Sergeï Ivanov regarda ses mains. Il n'avait pas quitté ses gants en latex. C'était une heureuse coïncidence que leur tenue de travail habituelle leur évite de laisser des empreintes digitales sur les colis, dans l'éventualité où quelque chose tournerait mal un jour. Ces mains ne tremblaient pas le moins du monde. Elles faisaient cela depuis si longtemps que, pour garder toute sa vigilance, il devait par­fois se rappeler le risque encouru. Il espérait qu'elles seraient aussi calmes au moment d'accomplir le nécessaire — to tchto noujno.Quand il se rendrait digne du tatouage dont il avait déjà commandé les motifs. Il évoqua encore cette image : il déboutonnerait sa chemise, dans le salon, chez eux à Nijni Taguil, devant tous les frères Urkas, et il leur montrerait ses nouveaux tatouages. Qui n'appelleraient aucune explication, aucune parole. Alors il ne dirait rien. Il verrait simplement dans leurs yeux qu'il n'était plus le petit Sergeï. Il priait chaque soir, depuis plusieurs semaines, pour que cet homme vienne bientôt. Et que le nécessaire devienne nécessaire.
Le talkie-walkie crachota un message : l'avion de Bergen était prêt pour le nettoyage.
Sergeï se leva. Bâilla.
La procédure dans le cockpit était encore plus simple.
Ouvrir l'aspirateur et ranger le bagage dans le casier du copilote.

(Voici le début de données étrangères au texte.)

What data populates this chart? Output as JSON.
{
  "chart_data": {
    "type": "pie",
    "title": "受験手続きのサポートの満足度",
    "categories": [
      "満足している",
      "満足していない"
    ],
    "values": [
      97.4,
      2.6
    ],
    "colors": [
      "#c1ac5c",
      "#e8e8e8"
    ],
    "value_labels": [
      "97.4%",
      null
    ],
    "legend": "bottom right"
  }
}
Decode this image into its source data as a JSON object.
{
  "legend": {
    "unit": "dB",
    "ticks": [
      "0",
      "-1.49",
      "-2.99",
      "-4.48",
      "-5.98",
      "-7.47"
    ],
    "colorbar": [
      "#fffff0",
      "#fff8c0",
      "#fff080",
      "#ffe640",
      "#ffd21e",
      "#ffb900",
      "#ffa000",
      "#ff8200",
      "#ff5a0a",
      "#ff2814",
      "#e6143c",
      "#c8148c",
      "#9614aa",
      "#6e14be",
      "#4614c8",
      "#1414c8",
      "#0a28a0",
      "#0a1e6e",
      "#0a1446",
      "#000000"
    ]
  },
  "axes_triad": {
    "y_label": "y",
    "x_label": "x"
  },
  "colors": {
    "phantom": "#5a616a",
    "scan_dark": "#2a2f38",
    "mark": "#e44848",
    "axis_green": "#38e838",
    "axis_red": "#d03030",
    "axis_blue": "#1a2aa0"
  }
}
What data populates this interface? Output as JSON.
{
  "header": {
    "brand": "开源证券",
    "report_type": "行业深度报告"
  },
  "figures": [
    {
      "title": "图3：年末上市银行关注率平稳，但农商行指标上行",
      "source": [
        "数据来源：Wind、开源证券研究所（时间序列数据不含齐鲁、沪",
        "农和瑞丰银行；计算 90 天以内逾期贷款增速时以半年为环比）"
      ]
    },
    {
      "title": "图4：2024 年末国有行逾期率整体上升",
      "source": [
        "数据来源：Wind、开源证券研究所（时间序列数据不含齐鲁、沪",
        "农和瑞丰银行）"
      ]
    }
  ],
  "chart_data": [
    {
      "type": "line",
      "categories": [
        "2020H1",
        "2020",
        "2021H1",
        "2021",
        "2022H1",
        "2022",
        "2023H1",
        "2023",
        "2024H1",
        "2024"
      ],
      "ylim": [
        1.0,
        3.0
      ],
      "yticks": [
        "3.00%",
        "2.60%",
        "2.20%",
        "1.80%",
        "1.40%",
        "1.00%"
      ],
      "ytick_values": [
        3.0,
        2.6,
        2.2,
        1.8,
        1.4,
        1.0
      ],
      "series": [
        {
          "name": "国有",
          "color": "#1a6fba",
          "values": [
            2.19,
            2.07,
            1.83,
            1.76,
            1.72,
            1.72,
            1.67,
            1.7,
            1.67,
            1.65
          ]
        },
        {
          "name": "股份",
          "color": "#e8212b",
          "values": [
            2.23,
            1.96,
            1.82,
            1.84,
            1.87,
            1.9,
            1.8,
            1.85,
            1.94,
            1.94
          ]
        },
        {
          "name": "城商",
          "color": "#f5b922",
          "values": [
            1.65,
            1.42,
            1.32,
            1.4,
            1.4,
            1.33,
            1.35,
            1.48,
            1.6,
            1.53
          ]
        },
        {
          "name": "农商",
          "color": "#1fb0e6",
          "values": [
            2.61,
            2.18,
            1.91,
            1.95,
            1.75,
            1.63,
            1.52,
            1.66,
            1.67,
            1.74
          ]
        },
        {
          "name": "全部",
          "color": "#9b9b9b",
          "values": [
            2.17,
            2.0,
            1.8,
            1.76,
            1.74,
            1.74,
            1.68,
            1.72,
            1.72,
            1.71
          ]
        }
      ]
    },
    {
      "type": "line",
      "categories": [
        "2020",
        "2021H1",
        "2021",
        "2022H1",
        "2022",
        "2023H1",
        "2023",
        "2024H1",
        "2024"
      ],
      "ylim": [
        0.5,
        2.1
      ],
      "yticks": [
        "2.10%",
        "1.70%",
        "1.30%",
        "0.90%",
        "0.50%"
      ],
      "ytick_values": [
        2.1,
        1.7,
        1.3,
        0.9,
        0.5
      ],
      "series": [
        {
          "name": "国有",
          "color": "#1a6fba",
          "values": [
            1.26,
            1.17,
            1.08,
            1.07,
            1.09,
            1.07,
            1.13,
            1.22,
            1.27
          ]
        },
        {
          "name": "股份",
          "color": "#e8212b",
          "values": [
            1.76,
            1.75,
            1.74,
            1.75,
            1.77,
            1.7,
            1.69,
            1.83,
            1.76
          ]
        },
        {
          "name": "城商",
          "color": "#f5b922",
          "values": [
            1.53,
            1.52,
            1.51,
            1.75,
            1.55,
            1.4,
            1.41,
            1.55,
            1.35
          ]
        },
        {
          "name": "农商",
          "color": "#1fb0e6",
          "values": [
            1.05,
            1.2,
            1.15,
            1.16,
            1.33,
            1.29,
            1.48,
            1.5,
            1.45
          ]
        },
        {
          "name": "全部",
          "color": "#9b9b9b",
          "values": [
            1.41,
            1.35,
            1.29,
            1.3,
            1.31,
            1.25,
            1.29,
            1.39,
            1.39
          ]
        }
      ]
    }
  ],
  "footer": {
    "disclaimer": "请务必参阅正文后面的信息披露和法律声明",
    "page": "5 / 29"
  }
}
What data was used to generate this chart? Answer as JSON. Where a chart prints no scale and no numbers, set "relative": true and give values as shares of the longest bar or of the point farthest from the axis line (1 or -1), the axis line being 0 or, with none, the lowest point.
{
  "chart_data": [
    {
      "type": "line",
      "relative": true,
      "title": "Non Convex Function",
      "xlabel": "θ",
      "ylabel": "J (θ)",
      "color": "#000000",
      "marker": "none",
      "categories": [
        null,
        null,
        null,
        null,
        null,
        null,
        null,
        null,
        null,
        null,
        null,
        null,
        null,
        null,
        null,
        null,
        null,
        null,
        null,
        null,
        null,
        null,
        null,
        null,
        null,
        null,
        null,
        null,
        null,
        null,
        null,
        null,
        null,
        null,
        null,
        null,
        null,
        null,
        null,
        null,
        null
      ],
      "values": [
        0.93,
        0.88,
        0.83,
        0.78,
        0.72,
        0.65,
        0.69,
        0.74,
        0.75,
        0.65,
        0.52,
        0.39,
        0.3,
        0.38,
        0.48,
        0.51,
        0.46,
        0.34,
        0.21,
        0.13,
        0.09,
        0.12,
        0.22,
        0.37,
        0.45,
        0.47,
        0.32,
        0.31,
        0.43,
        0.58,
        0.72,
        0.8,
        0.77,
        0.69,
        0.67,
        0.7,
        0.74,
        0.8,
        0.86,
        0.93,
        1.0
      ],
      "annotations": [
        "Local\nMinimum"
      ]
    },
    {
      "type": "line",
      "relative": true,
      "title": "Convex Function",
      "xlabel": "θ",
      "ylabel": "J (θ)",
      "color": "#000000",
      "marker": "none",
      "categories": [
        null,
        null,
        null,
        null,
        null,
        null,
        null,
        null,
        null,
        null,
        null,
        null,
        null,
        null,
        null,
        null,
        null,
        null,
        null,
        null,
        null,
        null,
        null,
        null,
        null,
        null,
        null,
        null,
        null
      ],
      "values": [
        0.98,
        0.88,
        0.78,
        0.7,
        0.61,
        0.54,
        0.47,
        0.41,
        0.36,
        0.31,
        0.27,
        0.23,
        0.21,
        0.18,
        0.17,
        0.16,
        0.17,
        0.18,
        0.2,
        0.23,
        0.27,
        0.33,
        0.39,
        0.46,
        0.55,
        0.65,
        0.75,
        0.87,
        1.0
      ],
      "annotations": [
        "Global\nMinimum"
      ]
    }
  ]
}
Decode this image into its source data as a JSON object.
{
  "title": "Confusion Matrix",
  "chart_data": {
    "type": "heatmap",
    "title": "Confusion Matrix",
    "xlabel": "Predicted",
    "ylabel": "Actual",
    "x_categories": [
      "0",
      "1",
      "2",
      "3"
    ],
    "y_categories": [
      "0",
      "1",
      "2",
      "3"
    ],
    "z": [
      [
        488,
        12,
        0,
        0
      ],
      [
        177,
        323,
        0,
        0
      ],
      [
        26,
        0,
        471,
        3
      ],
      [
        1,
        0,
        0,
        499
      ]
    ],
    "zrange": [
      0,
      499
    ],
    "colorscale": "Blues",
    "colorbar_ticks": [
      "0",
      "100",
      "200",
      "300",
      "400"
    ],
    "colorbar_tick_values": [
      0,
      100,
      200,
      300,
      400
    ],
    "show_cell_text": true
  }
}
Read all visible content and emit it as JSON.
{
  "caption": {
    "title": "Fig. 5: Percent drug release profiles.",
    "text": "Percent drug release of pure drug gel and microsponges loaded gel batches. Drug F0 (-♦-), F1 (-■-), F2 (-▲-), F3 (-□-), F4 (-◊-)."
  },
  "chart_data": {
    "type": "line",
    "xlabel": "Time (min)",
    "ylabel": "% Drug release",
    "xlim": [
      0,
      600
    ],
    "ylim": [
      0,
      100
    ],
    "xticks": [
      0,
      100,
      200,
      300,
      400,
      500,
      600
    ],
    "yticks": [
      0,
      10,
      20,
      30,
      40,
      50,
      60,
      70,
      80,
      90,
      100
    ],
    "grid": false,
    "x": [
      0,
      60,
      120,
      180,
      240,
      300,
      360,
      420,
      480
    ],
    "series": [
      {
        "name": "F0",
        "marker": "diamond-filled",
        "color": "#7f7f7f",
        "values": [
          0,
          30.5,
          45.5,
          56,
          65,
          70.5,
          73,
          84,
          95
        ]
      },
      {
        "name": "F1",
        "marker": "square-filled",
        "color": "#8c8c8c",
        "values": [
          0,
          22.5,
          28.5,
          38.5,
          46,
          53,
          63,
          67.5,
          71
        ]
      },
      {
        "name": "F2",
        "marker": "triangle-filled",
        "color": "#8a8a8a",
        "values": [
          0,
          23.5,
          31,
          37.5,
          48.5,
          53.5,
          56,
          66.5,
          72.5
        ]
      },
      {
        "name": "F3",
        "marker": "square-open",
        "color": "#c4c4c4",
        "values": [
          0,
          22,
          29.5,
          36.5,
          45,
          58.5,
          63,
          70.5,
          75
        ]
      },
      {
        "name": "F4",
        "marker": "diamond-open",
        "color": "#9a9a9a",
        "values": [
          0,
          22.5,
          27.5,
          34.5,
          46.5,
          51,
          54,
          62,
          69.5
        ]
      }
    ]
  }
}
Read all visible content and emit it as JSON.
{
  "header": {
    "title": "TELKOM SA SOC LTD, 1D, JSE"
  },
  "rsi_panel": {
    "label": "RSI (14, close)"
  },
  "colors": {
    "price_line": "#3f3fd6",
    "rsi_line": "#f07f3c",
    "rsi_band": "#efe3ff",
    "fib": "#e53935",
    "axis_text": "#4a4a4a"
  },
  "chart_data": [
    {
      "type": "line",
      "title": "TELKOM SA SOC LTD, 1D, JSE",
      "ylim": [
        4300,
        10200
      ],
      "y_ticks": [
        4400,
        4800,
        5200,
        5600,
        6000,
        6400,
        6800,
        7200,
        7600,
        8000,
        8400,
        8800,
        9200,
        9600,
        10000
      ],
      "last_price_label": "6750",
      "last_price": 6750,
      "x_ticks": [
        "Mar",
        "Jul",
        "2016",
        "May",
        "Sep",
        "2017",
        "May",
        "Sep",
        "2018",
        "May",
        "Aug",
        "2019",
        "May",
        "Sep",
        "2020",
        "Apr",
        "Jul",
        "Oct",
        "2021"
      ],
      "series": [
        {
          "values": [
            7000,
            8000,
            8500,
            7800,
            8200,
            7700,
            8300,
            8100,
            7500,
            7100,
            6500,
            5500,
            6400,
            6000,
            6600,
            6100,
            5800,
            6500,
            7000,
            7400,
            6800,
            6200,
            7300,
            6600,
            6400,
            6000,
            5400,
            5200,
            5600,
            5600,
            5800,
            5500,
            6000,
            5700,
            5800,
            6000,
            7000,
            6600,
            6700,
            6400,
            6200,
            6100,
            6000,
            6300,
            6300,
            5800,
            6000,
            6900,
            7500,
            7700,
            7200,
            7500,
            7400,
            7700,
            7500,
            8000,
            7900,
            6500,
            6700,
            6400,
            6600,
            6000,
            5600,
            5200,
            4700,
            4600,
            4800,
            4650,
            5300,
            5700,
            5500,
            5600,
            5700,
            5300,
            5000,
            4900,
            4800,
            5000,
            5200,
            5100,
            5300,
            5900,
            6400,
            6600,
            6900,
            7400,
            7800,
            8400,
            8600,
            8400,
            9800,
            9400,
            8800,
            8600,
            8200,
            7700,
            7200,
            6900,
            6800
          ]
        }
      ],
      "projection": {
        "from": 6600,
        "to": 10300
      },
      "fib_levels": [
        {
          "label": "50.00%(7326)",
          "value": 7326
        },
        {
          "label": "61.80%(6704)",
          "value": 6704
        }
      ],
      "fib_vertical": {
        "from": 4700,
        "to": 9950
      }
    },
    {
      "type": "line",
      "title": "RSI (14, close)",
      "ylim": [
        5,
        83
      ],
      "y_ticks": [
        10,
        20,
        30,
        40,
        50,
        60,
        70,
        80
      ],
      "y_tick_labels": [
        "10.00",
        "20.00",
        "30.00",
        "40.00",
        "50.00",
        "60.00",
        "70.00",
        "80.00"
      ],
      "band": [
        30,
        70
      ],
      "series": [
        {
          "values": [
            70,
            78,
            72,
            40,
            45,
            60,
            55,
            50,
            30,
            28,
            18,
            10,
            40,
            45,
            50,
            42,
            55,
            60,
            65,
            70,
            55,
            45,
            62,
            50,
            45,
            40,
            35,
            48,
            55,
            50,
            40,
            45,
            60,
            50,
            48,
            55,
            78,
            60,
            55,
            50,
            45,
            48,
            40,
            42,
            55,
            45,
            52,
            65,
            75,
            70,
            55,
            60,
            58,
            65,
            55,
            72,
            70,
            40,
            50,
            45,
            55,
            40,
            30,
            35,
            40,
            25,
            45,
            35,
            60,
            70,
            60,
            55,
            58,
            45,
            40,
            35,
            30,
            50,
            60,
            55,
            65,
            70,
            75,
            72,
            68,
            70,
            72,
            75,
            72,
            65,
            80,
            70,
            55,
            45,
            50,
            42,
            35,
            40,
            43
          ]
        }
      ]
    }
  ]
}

En sortant de l'avion, l'équipe de nettoyage croisa l'équipage. Ser­geï Ivanov s'abstint de chercher le regard du copilote. Il baissa les yeux et remarqua qu'il avait le même type de valise à roulettes que Schultz. Samsonite Aspire GRT. Le même coloris rouge. Sans le bagage que l'on pouvait fixer dessus. Ils ne savaient rien l'un de l'autre, rien des raisons de leur implication, rien de leur passé ou de leur situation familiale. Sergeï, Schultz et ce jeune copilote n'étaient reliés que par des numéros de mobiles non enregistrés, achetés en Thaïlande, qui servaient à envoyer des SMS en cas de changement de planning. Sergeï doutait que Schultz et le copilote fussent au courant de leur existence réciproque. Andreï limitait les informa­tions au strict nécessaire. C'est pourquoi Sergeï ignorait ce que deve­naient les colis. Mais il le subodorait. Car pour le copilote, sur un vol intérieur entre Oslo et Bergen, il n'y avait pas de douane ni de contrôle de sécurité. Il emportait le bagage de cabine à l'hôtel de Bergen où l'équipage passait la nuit. Quelques coups discrets frap­pés à la porte de la chambre en pleine nuit, et quatre kilos d'héroïne changeaient de mains. Même si la nouvelle drogue, la fioline, avait légèrement fait baisser les cours de l'héroïne, le prix dans la rue pour un quart était d'au moins deux cent cinquante couronnes. Un billet de mille le gramme. En partant du principe que la drogue — qui avait déjà été coupée — le serait encore une fois, on arrivait à un total de huit millions. Il savait compter. Suffisamment bien pour savoir qu'il était sous-payé. Mais il savait aussi qu'il serait digne d'une plus grosse part quand il aurait fait le nécessaire. Et avec ses gages, il pourrait en quelques années se payer une maison à Nijni Taguil, se trouver une jolie Sibérienne, permettre peut-être à son père et à sa mère d'emménager chez eux quand ils seraient vieux.
Sergeï Ivanov sentit son tatouage le démanger entre les omopla­tes.
La peau elle-même paraissait attendre la suite avec impatience.